|Action||Amendments Regarding Use of Controversial or Sensitive Instructional Materials|
|Comment Period||Ends 1/15/2014|
First and foremost, I need to identify I wear two hats: parent and English teacher. As a parent, I one hundred percent agree that the parent has the right to censor a child per their moral compass. Do I agree with all the censorship out there? Absolutely not – but that child is their child, and that child will face the consequences of such choices as an adult – for good or ill.
Where I fear this proposal leads us down a slippery slope is the use of current events and the term "Sensitive." The school systems with which I have worked all have a published reading list, and parents are involved in the selection of textbooks. Thus, parents have – at the get go – the parental right to state they do not wish their child exposed to (enter topic / book here). Students entering AP classes do so with the understanding these are college level classes, and there are certain expectations associated with these classes. Book are selected based on the list of books references on past tests. This is public knowledge and, in my experience, not a huge issue if the parent dialogues with the teacher. HOWEVER, in a time where the standards of learning are leaning much more towards nonfiction reading, and we are challenged to engage the dis-engaged, timely material and "authentic texts", such as the newspaper, can lead us to trouble. It is easy to see that a student will read Brave New World and arrange for an alternative assignment. It is not easy to monitor the newspaper articles brought in, shared and dissected in the discussion of that book.
In my tenure as a teacher, I can also say what one person finds sensitive or offensive is not the same across the board. Personally, I was offended when I was asked to read as a student Catcher in the Rye. Even then, it was seen as timeless literature and part of the “classics.” Books such as Huckleberry Finn and To Kill a Mockingbird are regular staples of a High School English classroom, yet are also regular staples on the ALA’s most challenged list.
Many people have spoken to the ambiguous "sensitive" wording. Gregory Peck's To Kill a Mockingbird won academy awards, yet I would put forth it is incredibly sensitive.

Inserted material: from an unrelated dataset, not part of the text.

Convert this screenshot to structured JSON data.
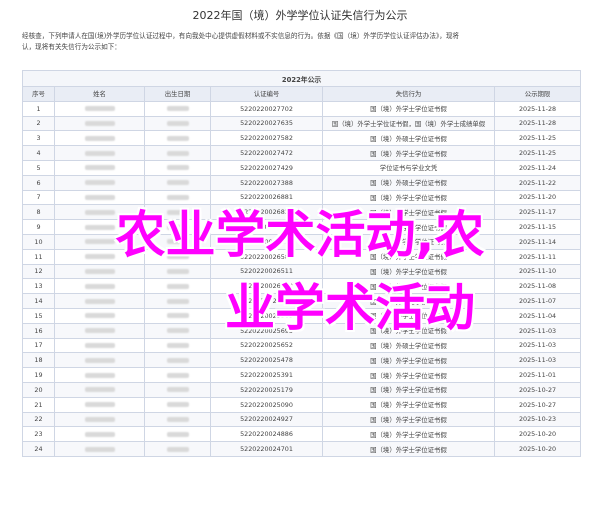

The spirit of the change is sound – however, the slippery slope it opens will impede teaching in all classes – not just English. And, once again, it sends the message that teachers are not professionals who are highly skilled, but rather further supports the us versus them mentality between parents and teachers. We do not go to the doctor and just dismiss their professional capability – why are we doing this with teachers?